Só um instante, porque pelo visto não é só minha cabeça que dói, minhas mãos também. Quando olho para elas, estão roxas. Minha mão direita está enfaixada e a esquerda com um evidente hematoma que pega dos dedos até meu pulso. Manchas vermelhas de sangue coagulado de um lado a outro... Não consigo fechá-las direito. Acho que não devo mais tomar de dois Zolpidem. Talvez eu tenha vindo pra cá dormindo, ou pedi auxílio pra ela de algum jeito e ela me deixou dormir... Sei lá, não consigo me lembrar de nada, só sei que estou com vergonha.

Nem minhas roupas estou usando, já que o que cobre o meu corpo é uma camiseta grande, já cinza... e uns shorts folgados. Fizemos alguma coisa? Puta merda, não.

— Não, não... – nego comigo mesmo – não aconteceu nada.

Mentira, eu não sei o que aconteceu, mas será que ela aceitou fazer algo com alguém que estava visivelmente drogada? Ou eu só não parecia estar? Não, não devo ter feito nada, nem sob efeito de medicamentos faço alguma coisa, muito menos sem eles.

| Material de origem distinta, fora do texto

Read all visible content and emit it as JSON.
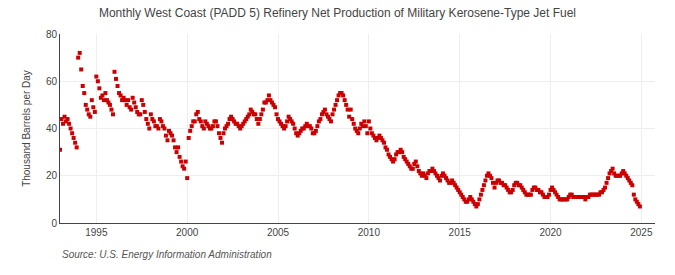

Relaxa, Morgana, você precisa se concentrar. Qual foi a última coisa que se lembra?

Cheguei em casa, estava me sentindo mal e tomei as pílulas, liguei o computador e assisti aquela apresentação. Devo ter apagado perto do penúltimo movimento, ou coisa assim, não tenho tanta certeza.

O som da chaleira chia de fundo, e olho pela janela coberta pela cortina e miçangas. Não dá pra saber que horas são, mas dá pra saber que ainda é dia, e vejo o ventilador ligado em minha direção. Bocejo ainda grogue, levanto e meus pés descalços encontram um tapeta vermelho felpudo e desligo o ventilador. O quarto tem cheiro de tinta fresca, que se intensifica sem a ventilação, e me arrasto até a sala, onde encontro Isabela de costa, colocando água quente em duas xícaras e olhando de relance enquanto me sento no sofá. Ainda estou grogue da medicação. Pensei que seria tranquilo, mas acho que bateu forte por estar muito tempo sem tomar nada.

O sol entra pelas persianas, e Isabela, de calça moletom cinza e camisa de mangas azul escuro anda até mim com uma xícara, entregando-a em minhas mãos. Devo dar bom dia, boa tarde ou um pedido de desculpas formal? Ou fazer como os japoneses que, envergonhados por não conseguir cumprir uma missão, cortavam as próprias vísceras para fora? Acho que é seppuku o nome da técnica.

De primeira eu penso que é café, mas é chá. Ela deve ter lembrado que eu não tomo, mas na sua, pelo cheiro que invade o ambiente, é, daqueles fortes, sem leite e açúcar. Isabela, que usa pantufas com a face de coelhinhos – com orelhas pontudas e tudo – senta-se ao meu lado.

— Tá melhor?

Minhas bochechas queimam... Melhor do quê?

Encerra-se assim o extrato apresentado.